確かに先程から私からは攻撃していない。だが……


「何も出来ない訳ないだろう? 嘗めるな」


翼を広げ、その翼に魔力を流して硬くする。その翼で身を守るように包みながら、走り出す。弾丸が当たるが、翼に阻まれてあらぬ方向へ飛んでいく。


「くっそぉぉ!!」


何度も放つが、結果は同じ。床や天井に跳ね返り、その場に焦げ跡を残す。後少し近付けばこちらのものだ。


「っ! いけない、逃げろクレア!」


勇者が目の前にいるクレアという女の未来を予想したのだろう。このままでは……と。こちらに向かって走り出している。だが少しばかり遅かったな……


「これは左腕の分だ、返そう」


「キャアッ!」


目の前まで来ると、魔力を込めていない拳を左腕に叩き込む。たったそれだけで骨を砕いた感触が拳から伝わり、ついほくそ笑む。


拳を振り抜くと、クレアの体は地面から離れ、宙に舞った。追撃はせずにクレアを眺める。地面を二回程跳ね、壁に衝突しそこで蹲る。

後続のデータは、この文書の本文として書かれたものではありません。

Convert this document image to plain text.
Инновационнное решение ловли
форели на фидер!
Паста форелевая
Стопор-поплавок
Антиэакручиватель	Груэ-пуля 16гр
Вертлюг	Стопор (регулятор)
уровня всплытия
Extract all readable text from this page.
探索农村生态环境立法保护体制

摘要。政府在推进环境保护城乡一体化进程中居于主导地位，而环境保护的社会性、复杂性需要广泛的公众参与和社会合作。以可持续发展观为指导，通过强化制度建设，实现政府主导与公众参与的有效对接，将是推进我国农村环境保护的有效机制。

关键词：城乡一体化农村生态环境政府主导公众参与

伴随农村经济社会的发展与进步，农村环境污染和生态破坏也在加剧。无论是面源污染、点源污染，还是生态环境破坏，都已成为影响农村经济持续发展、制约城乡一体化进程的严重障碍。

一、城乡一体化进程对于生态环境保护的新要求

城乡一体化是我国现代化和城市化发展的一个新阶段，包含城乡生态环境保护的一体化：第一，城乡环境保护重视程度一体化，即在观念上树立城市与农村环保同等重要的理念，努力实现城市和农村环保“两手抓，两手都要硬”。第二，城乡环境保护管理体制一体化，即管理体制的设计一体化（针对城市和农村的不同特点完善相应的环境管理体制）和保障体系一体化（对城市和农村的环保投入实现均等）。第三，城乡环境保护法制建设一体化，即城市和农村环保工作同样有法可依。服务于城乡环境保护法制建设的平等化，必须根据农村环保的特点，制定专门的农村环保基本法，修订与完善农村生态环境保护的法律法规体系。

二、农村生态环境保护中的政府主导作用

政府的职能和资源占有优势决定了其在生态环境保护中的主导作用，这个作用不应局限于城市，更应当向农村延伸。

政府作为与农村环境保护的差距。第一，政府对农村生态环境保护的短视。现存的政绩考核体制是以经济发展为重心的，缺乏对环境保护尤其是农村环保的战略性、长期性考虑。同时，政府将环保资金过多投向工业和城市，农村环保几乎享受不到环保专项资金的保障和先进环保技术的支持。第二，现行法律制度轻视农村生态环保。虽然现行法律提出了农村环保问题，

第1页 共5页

「おや、どうした? 骨が折れたか? なら少し力を入れすぎてしまったようだ」


「~っ!! あんた……!」


上体を起こしながら、こちらを睨み付けると、すぐに右手に握った魔導銃を向ける。しかしその向けた銃は震えている。やはり心も体も脆いな、人間というものは。少しの怪我で恐怖を覚え、逃げることもままならなくなる。


「たぁぁぁぁ!!」


勇者が跳躍し、その剣を振り下ろそうとしてくる。その後方で魔法使い共は片方が勇者に筋力増強、もう片方が剣を強化している。その剣を片手で止め、尻尾を振るう準備をする。


「勇者よ、お前の相手は後だ。まずはこの……クレア。そうだクレアだ。クレアを殺してからだ」


「させると思……ぐうっ!!」


尻尾を振るい、勇者の横腹を狙って当てる。衝撃で剣を手放しながら部屋の隅にまで転がっていく勇者に人差し指を向ける。


「オマケだ。これを受けてそこで見ていろ」


「ぐっ、がぁぁぁぁっ!!」


指の先から雷の矢を放つ。これを受けてしまえば、暫くは立てはしないだろう。私が解除するまで全身に電撃が走るような痛みを与える魔法だ。直撃した勇者はその場でのたうち回ることしかできていない。


「お前たちもだ。邪魔されては困るのでな……」


「ぐうっ!!」


「っ!!」


念の為に魔法使い組にも勇者に撃ったものよりは威力は低いが、同じものを放つ。こちらは痺れる程度だが、痺れると言っても立つことも、ましてや喋ることも出来ないレベルになっている。魔法使い達はその場に崩れ落ちた。


崩れ落ちたのを確認すると、俯いているクレアに近付く。


「さて、残ったのは……お前だクレア。どうする? 一思いにやってやろうか?」


「……喰らいなさい!」


私の顔に銃が突き付けられ、勢いよくその引き金が引かれた。